Bruce Kent has often acknowledged that his upbringing – the portraits of eight ‘old-boy’ VCs round the school dining room, compulsory cadet corps, followed by National Service in the Royal Tank Regiment – fostered a conventional acceptance of militarism. After ordination as a Catholic priest, his thinking was changed by meeting a Jesuit Archbishop, Thomas Roberts, who said that if it was immoral to use nuclear weapons it was also wrong to threaten to use them: deterrence. Bruce Kent became involved with the Campaign for Nuclear Disarmament (CND) and Pax Christi in the 1960s. A visit to Biafra during the Nigerian civil war became another formative experience. He saw the mass starvation of civilians employed as a weapon of war while the British government supplied arms to the Nigerian government. A few years later Bruce Kent was one of the founders of the Campaign Against the Arms Trade.
As General Secretary of CND Bruce Kent became a well-known spokesperson for disarmament throughout the Cold War years of the 1980s.
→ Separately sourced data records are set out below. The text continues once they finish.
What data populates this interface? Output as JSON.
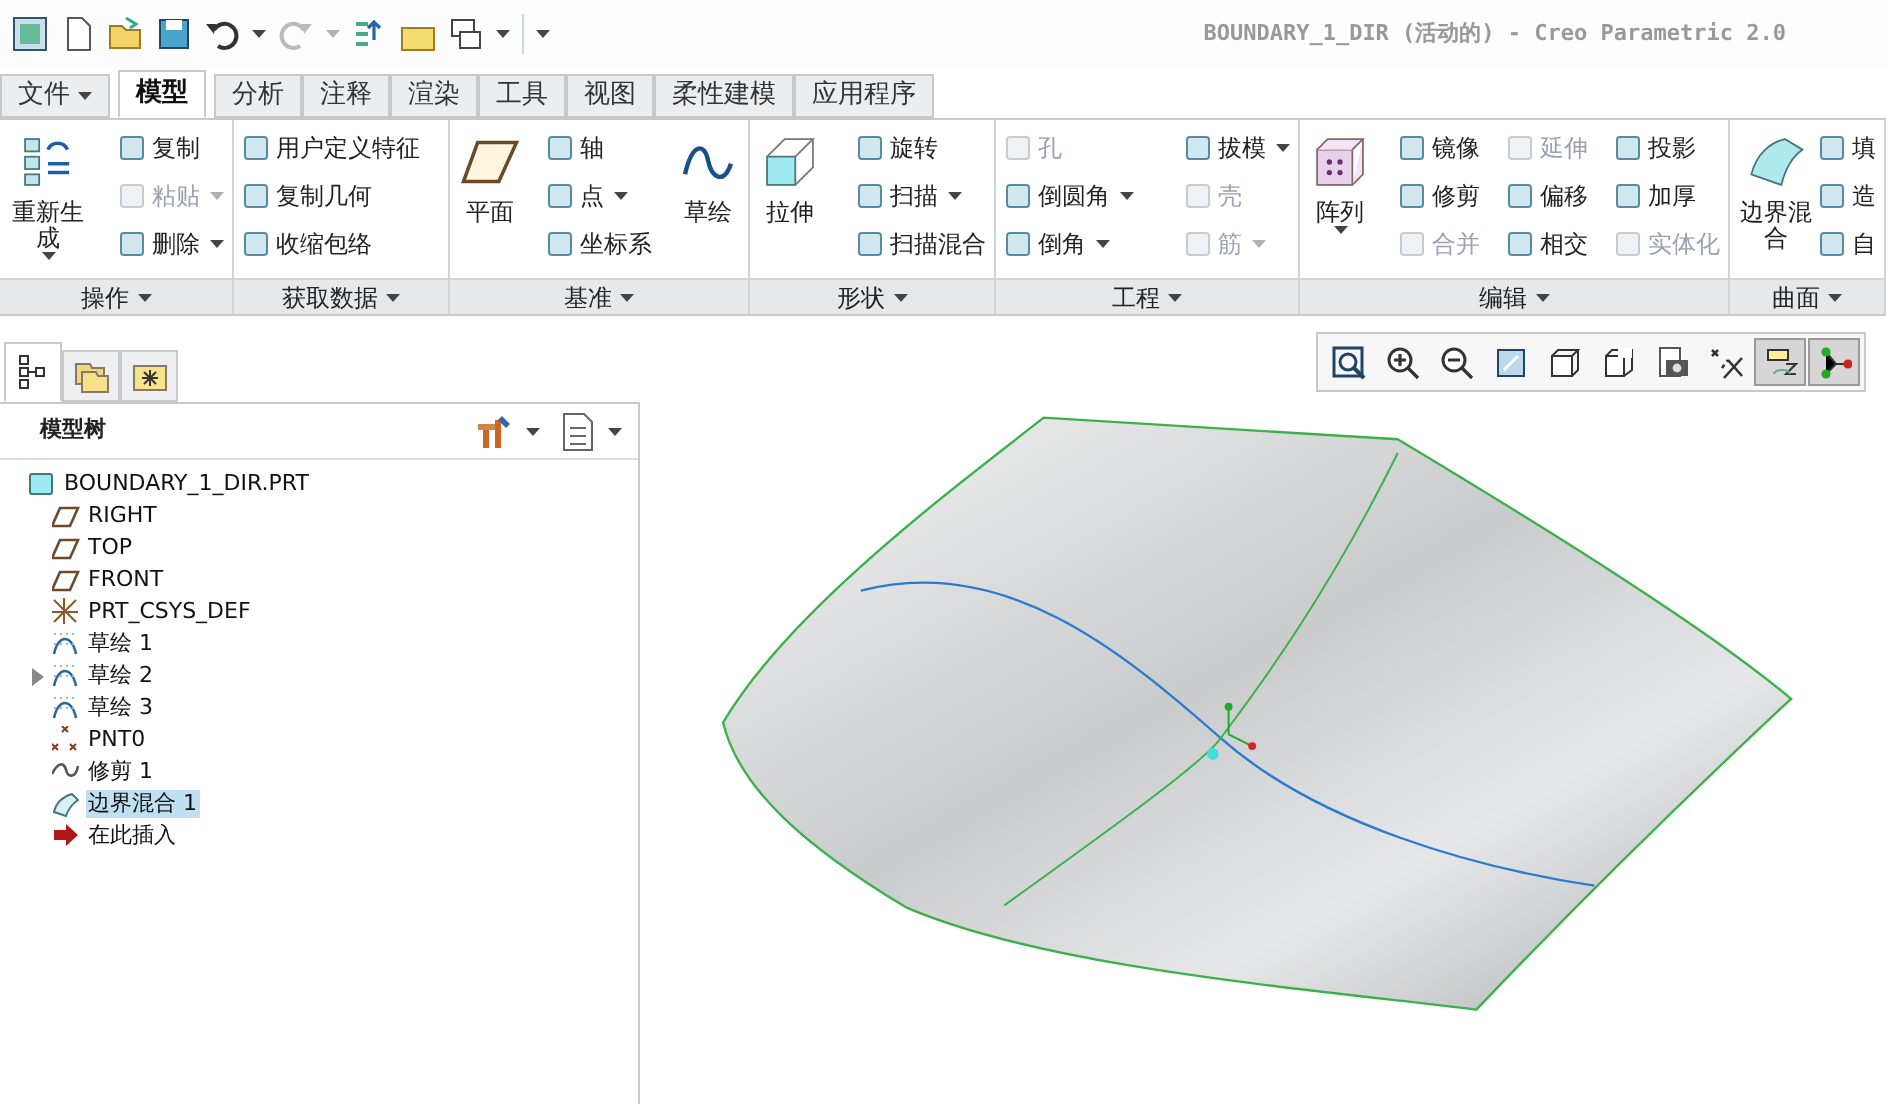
{
  "window": {
    "title": "BOUNDARY_1_DIR (活动的) - Creo Parametric 2.0"
  },
  "tabs": [
    {
      "label": "文件",
      "selected": false,
      "menu": true
    },
    {
      "label": "模型",
      "selected": true,
      "menu": false
    },
    {
      "label": "分析",
      "selected": false,
      "menu": false
    },
    {
      "label": "注释",
      "selected": false,
      "menu": false
    },
    {
      "label": "渲染",
      "selected": false,
      "menu": false
    },
    {
      "label": "工具",
      "selected": false,
      "menu": false
    },
    {
      "label": "视图",
      "selected": false,
      "menu": false
    },
    {
      "label": "柔性建模",
      "selected": false,
      "menu": false
    },
    {
      "label": "应用程序",
      "selected": false,
      "menu": false
    }
  ],
  "ribbon": [
    {
      "label": "操作",
      "columns": [
        {
          "kind": "large",
          "items": [
            {
              "label": "重新生成",
              "disabled": false,
              "menu": true
            }
          ]
        },
        {
          "kind": "small",
          "items": [
            {
              "label": "复制",
              "disabled": false,
              "menu": false
            },
            {
              "label": "粘贴",
              "disabled": true,
              "menu": true
            },
            {
              "label": "删除",
              "disabled": false,
              "menu": true
            }
          ]
        }
      ]
    },
    {
      "label": "获取数据",
      "columns": [
        {
          "kind": "small",
          "items": [
            {
              "label": "用户定义特征",
              "disabled": false,
              "menu": false
            },
            {
              "label": "复制几何",
              "disabled": false,
              "menu": false
            },
            {
              "label": "收缩包络",
              "disabled": false,
              "menu": false
            }
          ]
        }
      ]
    },
    {
      "label": "基准",
      "columns": [
        {
          "kind": "large",
          "items": [
            {
              "label": "平面",
              "disabled": false,
              "menu": false
            }
          ]
        },
        {
          "kind": "small",
          "items": [
            {
              "label": "轴",
              "disabled": false,
              "menu": false
            },
            {
              "label": "点",
              "disabled": false,
              "menu": true
            },
            {
              "label": "坐标系",
              "disabled": false,
              "menu": false
            }
          ]
        },
        {
          "kind": "large",
          "items": [
            {
              "label": "草绘",
              "disabled": false,
              "menu": false
            }
          ]
        }
      ]
    },
    {
      "label": "形状",
      "columns": [
        {
          "kind": "large",
          "items": [
            {
              "label": "拉伸",
              "disabled": false,
              "menu": false
            }
          ]
        },
        {
          "kind": "small",
          "items": [
            {
              "label": "旋转",
              "disabled": false,
              "menu": false
            },
            {
              "label": "扫描",
              "disabled": false,
              "menu": true
            },
            {
              "label": "扫描混合",
              "disabled": false,
              "menu": false
            }
          ]
        }
      ]
    },
    {
      "label": "工程",
      "columns": [
        {
          "kind": "small",
          "items": [
            {
              "label": "孔",
              "disabled": true,
              "menu": false
            },
            {
              "label": "倒圆角",
              "disabled": false,
              "menu": true
            },
            {
              "label": "倒角",
              "disabled": false,
              "menu": true
            }
          ]
        },
        {
          "kind": "small",
          "items": [
            {
              "label": "拔模",
              "disabled": false,
              "menu": true
            },
            {
              "label": "壳",
              "disabled": true,
              "menu": false
            },
            {
              "label": "筋",
              "disabled": true,
              "menu": true
            }
          ]
        }
      ]
    },
    {
      "label": "编辑",
      "columns": [
        {
          "kind": "large",
          "items": [
            {
              "label": "阵列",
              "disabled": false,
              "menu": true
            }
          ]
        },
        {
          "kind": "small",
          "items": [
            {
              "label": "镜像",
              "disabled": false,
              "menu": false
            },
            {
              "label": "修剪",
              "disabled": false,
              "menu": false
            },
            {
              "label": "合并",
              "disabled": true,
              "menu": false
            }
          ]
        },
        {
          "kind": "small",
          "items": [
            {
              "label": "延伸",
              "disabled": true,
              "menu": false
            },
            {
              "label": "偏移",
              "disabled": false,
              "menu": false
            },
            {
              "label": "相交",
              "disabled": false,
              "menu": false
            }
          ]
        },
        {
          "kind": "small",
          "items": [
            {
              "label": "投影",
              "disabled": false,
              "menu": false
            },
            {
              "label": "加厚",
              "disabled": false,
              "menu": false
            },
            {
              "label": "实体化",
              "disabled": true,
              "menu": false
            }
          ]
        }
      ]
    },
    {
      "label": "曲面",
      "columns": [
        {
          "kind": "large",
          "items": [
            {
              "label": "边界混合",
              "disabled": false,
              "menu": false
            }
          ]
        },
        {
          "kind": "small",
          "items": [
            {
              "label": "填",
              "disabled": false,
              "menu": false
            },
            {
              "label": "造",
              "disabled": false,
              "menu": false
            },
            {
              "label": "自",
              "disabled": false,
              "menu": false
            }
          ]
        }
      ]
    }
  ],
  "panel_tabs": [
    {
      "selected": true
    },
    {
      "selected": false
    },
    {
      "selected": false
    }
  ],
  "model_tree": {
    "title": "模型树",
    "root": {
      "label": "BOUNDARY_1_DIR.PRT",
      "kind": "part",
      "selected": false,
      "expandable": false,
      "children": [
        {
          "label": "RIGHT",
          "kind": "plane",
          "selected": false,
          "expandable": false
        },
        {
          "label": "TOP",
          "kind": "plane",
          "selected": false,
          "expandable": false
        },
        {
          "label": "FRONT",
          "kind": "plane",
          "selected": false,
          "expandable": false
        },
        {
          "label": "PRT_CSYS_DEF",
          "kind": "csys",
          "selected": false,
          "expandable": false
        },
        {
          "label": "草绘 1",
          "kind": "sketch",
          "selected": false,
          "expandable": false
        },
        {
          "label": "草绘 2",
          "kind": "sketch",
          "selected": false,
          "expandable": true
        },
        {
          "label": "草绘 3",
          "kind": "sketch",
          "selected": false,
          "expandable": false
        },
        {
          "label": "PNT0",
          "kind": "point",
          "selected": false,
          "expandable": false
        },
        {
          "label": "修剪 1",
          "kind": "curve",
          "selected": false,
          "expandable": false
        },
        {
          "label": "边界混合 1",
          "kind": "boundary",
          "selected": true,
          "expandable": false
        },
        {
          "label": "在此插入",
          "kind": "insert",
          "selected": false,
          "expandable": false
        }
      ]
    }
  },
  "view_toolbar": [
    {
      "on": false
    },
    {
      "on": false
    },
    {
      "on": false
    },
    {
      "on": false
    },
    {
      "on": false
    },
    {
      "on": false
    },
    {
      "on": false
    },
    {
      "on": false
    },
    {
      "on": true
    },
    {
      "on": true
    }
  ]
}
He travelled the length and breadth of the British Isles, but also visited the USSR, Japan, Australia, New Zealand, the US and many other countries. In 1988 he walked 1000 miles from Warsaw to Brussels (NATO) calling for a united peaceful nuclear-free Europe. From 1985-1992 he succeeded the late Sean MacBride as President of the International Peace Bureau (IPB).
Over six decades, Bruce Kent has campaigned on many issues: support for conscientious objectors, reform and renewal of the United Nations, reconciliation in Northern Ireland, disinvestment from apartheid, the establishment of the International Criminal Court, and adoption of the UN Treaty on the Prohibition of Nuclear Weapons. In 2019 the IPB awarded Bruce Kent the Sean MacBride Prize in recognition of his life’s work for peace and disarmament.